With the Jays in disarray and the Red Sox en route, the current nine game losing streak is in jeopardy of reaching 12.
I've been on this beat for 17 seasons now and on the flight home from Baltimore following the unimaginable 12-10 loss on Wednesday I racked my brain trying to remember a loss that left me more stunned.
I couldn't come up with one.
This bad boy was in the bag through seven innings with 'Doc' Halladay doing what he does best: just 29 balls of the 102 that he fired at the Baltimore batters failed to find the strike zone. But I did scratch my head when I saw Jesse Carlson running out of the bullpen to start the bottom of the eighth, with hindsight being 20/20 and all. Just six outs to get, surely the ace of Jays could have come back out?
But I'm not paid to make those decisions, only to comment on them and we all know how this horror show unfolded. Jesse Carlson, who had allowed seven runs on 11 hits - two of them home runs - over his previous 11 appearances, and had pitched 1.2 innings on a misty, rainy night less than 16 hours prior, came out of the bullpen and allowed five of the six batters he faced to reach and eventually score. Scott Downs, now becoming less effective as a closer than he was as a set-up man, was then forced to come in an inning early than the script said and the only three batters that he faced each drove in single runs to tie the game.
Using hindsight once again, I question why Jason Frasor wasn't tabbed to come in instead of Carlson? All he did, once the game was tied, was strike out four over his two innings, allowing the Jays the opportunity to jump back in front on Hill's two-run jack.
B.J. Ryan was summoned from the 'pen in the bottom of the 11th, which made sense to all of us in the booth, but what we found out rather quickly is that confidence in his ability to close out games is no longer there. One now has to wonder how much longer Ryan will be with the team if the confidence isn't there to have him finish games anymore. Brian Wolfe, with a grand total of zero career major league saves, relieved Ryan with one out and one on, and in the blink of an eye, it was hit, hit, three-run walk-off homer ... game, set, match. And it was not like they snatch defeat from the jaws of victory; it was more like it was carved from its chest using a dull knife.
So now the Boston Red Sox roll into town for a weekend series which could easily mean that the losing streak could reach 12 games. For the second time this season, Halladay will not be available to face a divisional foe, leaving it to Casey Janssen, Brian Tallet and Ricky Romero to fight the good fight. The Red Sox won't be sending its top two starters to the hill, either, with Josh Beckett and Daisuke Matsuzaka having pitched the final two games of their series in Minnesota.
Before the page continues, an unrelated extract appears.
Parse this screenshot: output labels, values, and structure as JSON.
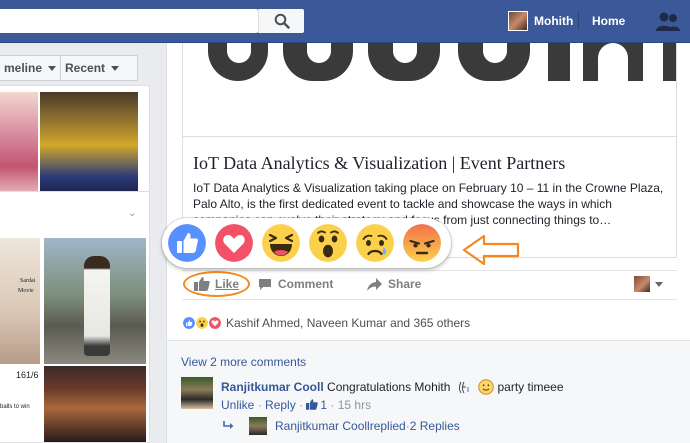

Sometimes the MLB scheduler gets it right. The off-day after the Wednesday's debacle couldn't have been timed better. It will be interesting to see which Jays' team shows up: the one that teased us with thoughts of October baseball through the first seven weeks of the season, or the one that has made many look away in horror in the span of nine games.
Let's hope it's the former, but something tells me that the halcyon days of the first 41 games are a thing of the past.